Of course there are some of the author’s favorite recipes, and methods of preserving your harvest once your plants are ready. One of the sections I found most helpful,  particularly if someone is a newer gardener, is the pages about how to know when to harvest your vegetables.

Arthur shows some projects she has planted that are absolutely lovely as well. And she even has a section on edibles in containers,  if perhaps you are gardening on a balcony or don’t have a bit of land for planting.

What was most noticeable to me is how different her edibles are from mine. While I will occasionally grow corn, if I am going to take up that much space in my garden,  I usually devote it to non-edibles for wildlife.  I suppose I could split the difference and grow something like Aronia, for example.

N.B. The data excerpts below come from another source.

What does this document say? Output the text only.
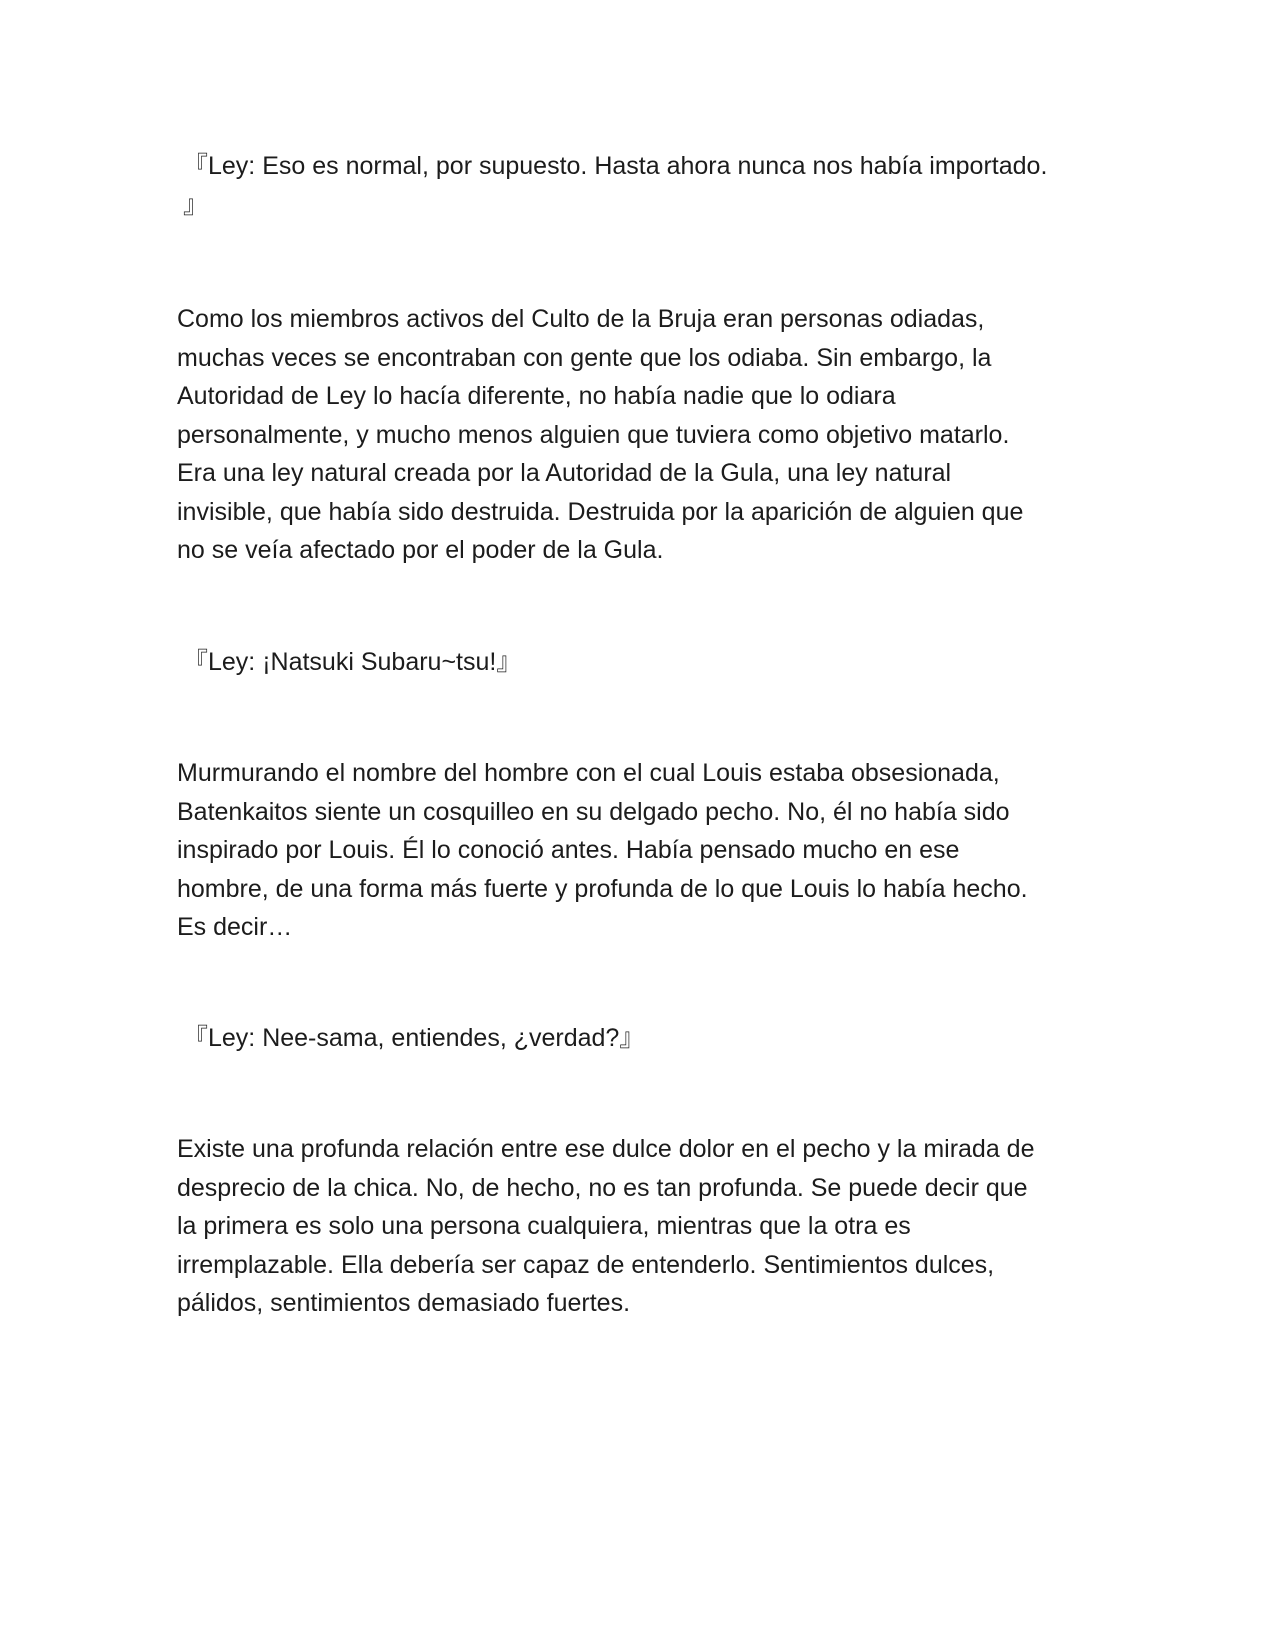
『Ley: Eso es normal, por supuesto. Hasta ahora nunca nos había importado.
』

Como los miembros activos del Culto de la Bruja eran personas odiadas,
muchas veces se encontraban con gente que los odiaba. Sin embargo, la
Autoridad de Ley lo hacía diferente, no había nadie que lo odiara
personalmente, y mucho menos alguien que tuviera como objetivo matarlo.
Era una ley natural creada por la Autoridad de la Gula, una ley natural
invisible, que había sido destruida. Destruida por la aparición de alguien que
no se veía afectado por el poder de la Gula.

『Ley: ¡Natsuki Subaru~tsu!』

Murmurando el nombre del hombre con el cual Louis estaba obsesionada,
Batenkaitos siente un cosquilleo en su delgado pecho. No, él no había sido
inspirado por Louis. Él lo conoció antes. Había pensado mucho en ese
hombre, de una forma más fuerte y profunda de lo que Louis lo había hecho.
Es decir…

『Ley: Nee-sama, entiendes, ¿verdad?』

Existe una profunda relación entre ese dulce dolor en el pecho y la mirada de
desprecio de la chica. No, de hecho, no es tan profunda. Se puede decir que
la primera es solo una persona cualquiera, mientras que la otra es
irremplazable. Ella debería ser capaz de entenderlo. Sentimientos dulces,
pálidos, sentimientos demasiado fuertes.
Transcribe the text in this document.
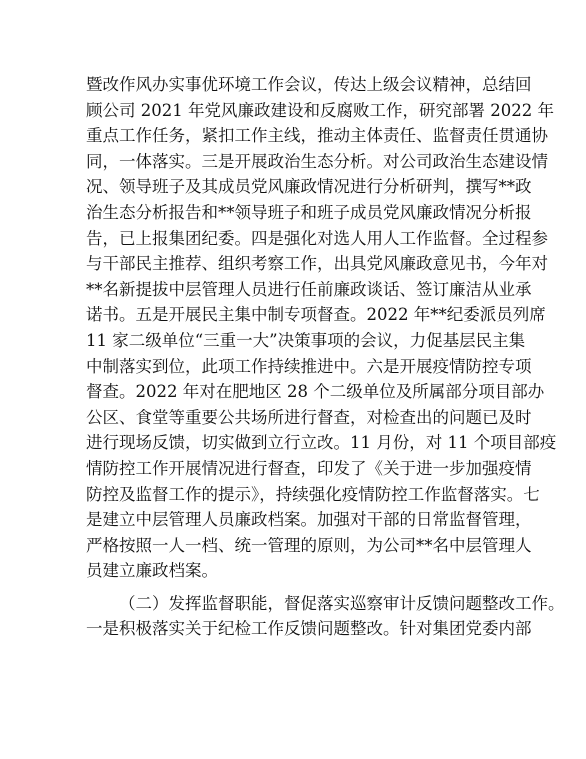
暨改作风办实事优环境工作会议，传达上级会议精神，总结回
顾公司 2021 年党风廉政建设和反腐败工作，研究部署 2022 年
重点工作任务，紧扣工作主线，推动主体责任、监督责任贯通协
同，一体落实。三是开展政治生态分析。对公司政治生态建设情
况、领导班子及其成员党风廉政情况进行分析研判，撰写**政
治生态分析报告和**领导班子和班子成员党风廉政情况分析报
告，已上报集团纪委。四是强化对选人用人工作监督。全过程参
与干部民主推荐、组织考察工作，出具党风廉政意见书，今年对
**名新提拔中层管理人员进行任前廉政谈话、签订廉洁从业承
诺书。五是开展民主集中制专项督查。2022 年**纪委派员列席
11 家二级单位“三重一大”决策事项的会议，力促基层民主集
中制落实到位，此项工作持续推进中。六是开展疫情防控专项
督查。2022 年对在肥地区 28 个二级单位及所属部分项目部办
公区、食堂等重要公共场所进行督查，对检查出的问题已及时
进行现场反馈，切实做到立行立改。11 月份，对 11 个项目部疫
情防控工作开展情况进行督查，印发了《关于进一步加强疫情
防控及监督工作的提示》，持续强化疫情防控工作监督落实。七
是建立中层管理人员廉政档案。加强对干部的日常监督管理，
严格按照一人一档、统一管理的原则，为公司**名中层管理人
员建立廉政档案。
（二）发挥监督职能，督促落实巡察审计反馈问题整改工作。
一是积极落实关于纪检工作反馈问题整改。针对集团党委内部
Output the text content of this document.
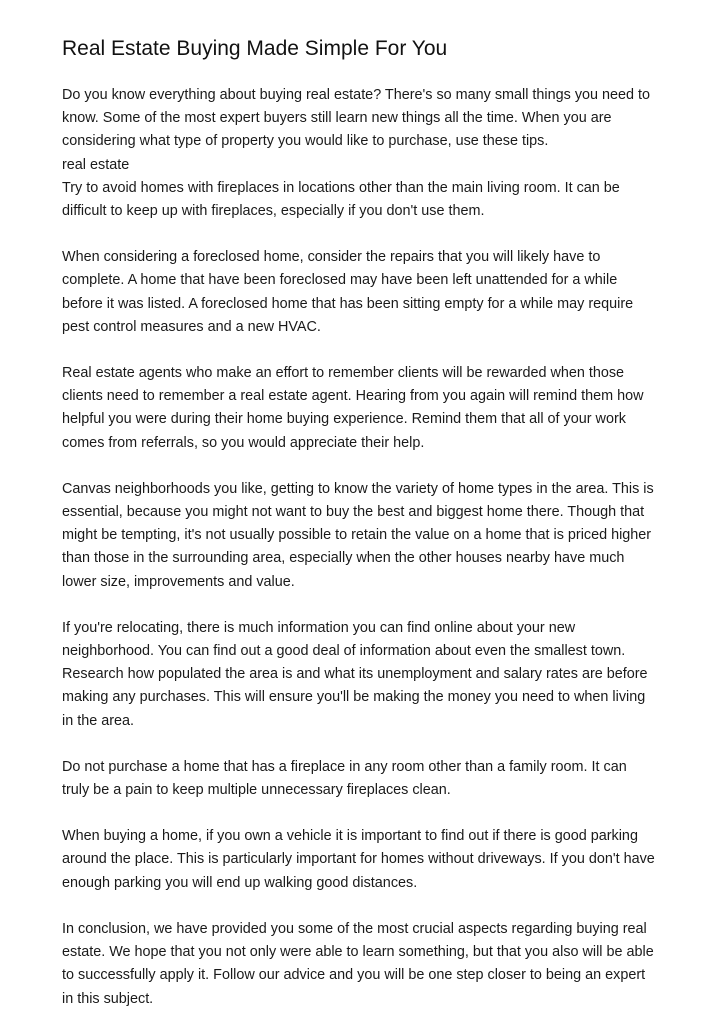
Real Estate Buying Made Simple For You

Do you know everything about buying real estate? There's so many small things you need to
know. Some of the most expert buyers still learn new things all the time. When you are
considering what type of property you would like to purchase, use these tips.
real estate
Try to avoid homes with fireplaces in locations other than the main living room. It can be
difficult to keep up with fireplaces, especially if you don't use them.

When considering a foreclosed home, consider the repairs that you will likely have to
complete. A home that have been foreclosed may have been left unattended for a while
before it was listed. A foreclosed home that has been sitting empty for a while may require
pest control measures and a new HVAC.

Real estate agents who make an effort to remember clients will be rewarded when those
clients need to remember a real estate agent. Hearing from you again will remind them how
helpful you were during their home buying experience. Remind them that all of your work
comes from referrals, so you would appreciate their help.

Canvas neighborhoods you like, getting to know the variety of home types in the area. This is
essential, because you might not want to buy the best and biggest home there. Though that
might be tempting, it's not usually possible to retain the value on a home that is priced higher
than those in the surrounding area, especially when the other houses nearby have much
lower size, improvements and value.

If you're relocating, there is much information you can find online about your new
neighborhood. You can find out a good deal of information about even the smallest town.
Research how populated the area is and what its unemployment and salary rates are before
making any purchases. This will ensure you'll be making the money you need to when living
in the area.

Do not purchase a home that has a fireplace in any room other than a family room. It can
truly be a pain to keep multiple unnecessary fireplaces clean.

When buying a home, if you own a vehicle it is important to find out if there is good parking
around the place. This is particularly important for homes without driveways. If you don't have
enough parking you will end up walking good distances.

In conclusion, we have provided you some of the most crucial aspects regarding buying real
estate. We hope that you not only were able to learn something, but that you also will be able
to successfully apply it. Follow our advice and you will be one step closer to being an expert
in this subject.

She also doesn’t talk a lot about herbs, although she does grow them. Her containers have them and her plantings feature them and she does mention basil a few times. For me, herbs are probably 50% of what I grow,  and I always grow more than what I need so that some can flower for the pollinators.

I don’t find this a weakness in the book; I just find it interesting.  As I always say,  if we all liked the same thing,  we would have a very boring world!

As usual,  St. Lynn’s kindly provided this review copy to me but all opinions expressed here are mine alone.